Edição 12
Livro da vez
Nem tudo é brincadeira de criança
O livro Serafina e a criança que trabalha é, na verdade, um documentário sobre o trabalho infantil. A obra, que fala do assunto às crianças de maneira sutil, foi elaborada com o trabalho de três autoras: Iolanda Huzak, repórter fotográfica há mais de 30 anos; Cristina Porto, que é escritora de livros infantis (sua coleção mais conhecida é a das Serafinas: Serafina sem rotina, O dicionário de Serafina, etc.); e Jô Azevedo, jornalista há quase trinta anos, que já trabalhou em rádio, revista, jornal e televisão.
Pudemos bater um papo apenas com Jô Azevedo e Cristina Porto, pois Iolanda estava viajando por causa de um trabalho e não pôde estar conosco.
Construir Notícias – Como surgiu a idéia de fazer um livro sobre o trabalho infantil?
Jô Azevedo – Conheci Iolanda em 1992, quando nós duas colaborávamos para um jornalzinho de uma fundação de empresários. Era um jornal sobre criança e, um dia, fomos fazer uma matéria sobre trabalho infantil. Entrevistamos uma socióloga que preparava parcerias para o Programa Internacional de Eliminação do Trabalho Infantil, da Organização Internacional do Trabalho. Propusemos, por meio da Fundação Abrinq, a realização de uma série de reportagens sobre trabalho infantil, para dar visibilidade a essas ações. Daí, surgiu o livro Crianças de fibra, editado pela Paz e Terra em 1994. A editora Ática ficou interessada e nos pediu um texto de ficção para crianças, nos aproximando de Cristina. Ela trouxe a Serafina para esse mundo. Em 1996, ganhamos o prêmio de Melhor Livro Informativo da Fundação Nacional para o Livro Infantil e Juvenil, com o Serafina e a criança que trabalha.
Cristina Porto – A editora me entregou o texto de Jô para passá-lo para uma linguagem mais adequada às crianças. Pensei em devolver, pois os fatos em si eram pesados demais. Não sabia como transformar aquele bloco numa coisa leve. Foi então que veio a idéia de usar a personagem Serafina, uma criança “normal”, comparando o seu cotidiano ao das crianças que trabalhavam.

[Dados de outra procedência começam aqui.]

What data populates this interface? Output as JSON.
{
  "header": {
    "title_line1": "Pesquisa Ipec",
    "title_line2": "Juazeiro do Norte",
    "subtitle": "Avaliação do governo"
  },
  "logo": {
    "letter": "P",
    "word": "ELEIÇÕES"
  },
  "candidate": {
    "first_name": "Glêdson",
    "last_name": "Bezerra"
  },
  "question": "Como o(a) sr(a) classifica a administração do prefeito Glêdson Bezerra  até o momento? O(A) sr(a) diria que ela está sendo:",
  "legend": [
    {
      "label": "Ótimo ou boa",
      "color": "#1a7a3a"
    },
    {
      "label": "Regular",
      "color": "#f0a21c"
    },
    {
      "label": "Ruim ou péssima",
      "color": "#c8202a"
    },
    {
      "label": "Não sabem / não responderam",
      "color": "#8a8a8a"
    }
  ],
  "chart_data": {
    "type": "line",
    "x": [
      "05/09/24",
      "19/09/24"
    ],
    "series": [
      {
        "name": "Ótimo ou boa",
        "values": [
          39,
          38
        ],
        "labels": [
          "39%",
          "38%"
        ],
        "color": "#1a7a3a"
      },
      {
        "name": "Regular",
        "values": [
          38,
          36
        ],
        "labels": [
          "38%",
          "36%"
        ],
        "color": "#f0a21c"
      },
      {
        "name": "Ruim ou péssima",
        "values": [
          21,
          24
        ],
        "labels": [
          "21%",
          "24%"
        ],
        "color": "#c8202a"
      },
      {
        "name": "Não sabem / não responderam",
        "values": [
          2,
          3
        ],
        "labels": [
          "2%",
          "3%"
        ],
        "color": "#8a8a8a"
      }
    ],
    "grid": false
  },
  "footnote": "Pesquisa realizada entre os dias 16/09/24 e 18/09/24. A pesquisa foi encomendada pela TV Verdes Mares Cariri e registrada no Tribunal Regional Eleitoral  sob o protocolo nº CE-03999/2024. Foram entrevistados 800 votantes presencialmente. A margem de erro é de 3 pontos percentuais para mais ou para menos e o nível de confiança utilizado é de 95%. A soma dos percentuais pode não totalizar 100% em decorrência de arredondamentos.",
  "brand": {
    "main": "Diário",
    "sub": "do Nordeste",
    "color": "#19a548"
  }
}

CN – Como foi a pesquisa e a coleta de materiais para o livro? Como conseguiram identificar e entrar em contato com as crianças?
CP – Eu não participei dessa fase do livro.
JA – Iolanda e eu fizemos essa grande reportagem para o Crianças de fibra em 1993. Demorou nove meses de campo e mais três de edição. A pauta foi feita com a ajuda dos parceiros da OIT na campanha e depois foi garimpagem jornalística mesmo. A gente chegava em muitos locais com algumas situações já definidas, como o caso das carvoarias, que nos demandou muita estrada de pedregulho e poeira, para registrar as crianças. Em outros, chegávamos com a agenda, mas acabávamos encontrando mais situações, e às vezes não, era o contrário. Foi muito trabalhoso.
CN – Percebe-se que é um livro com a narração de histórias reais. Como foi se deparar com essa realidade?
CP – Terrível! Eu sentia que era preciso achar uma forma de falar do sofrimento com uma dose de ternura. Se não fosse a colaboração de Serafina…
JA – Ver centenas (são milhares, né?!) de crianças perdendo sua infância no trabalho, por conta do empobrecimento familiar, não é fácil. Em muitas situações, a gente ficava pensando: se essa criança estivesse brincando, na escola, vivendo a infância bem vivida, não seria muito melhor? Isso porque o trabalho infantil é terrível por causa da limitação que ele impõe a esses jovens, futuros adultos: começam cedo a trabalhar e repetem o círculo vicioso da pobreza dos pais por causa disso. A educação é uma das chaves contra a pobreza.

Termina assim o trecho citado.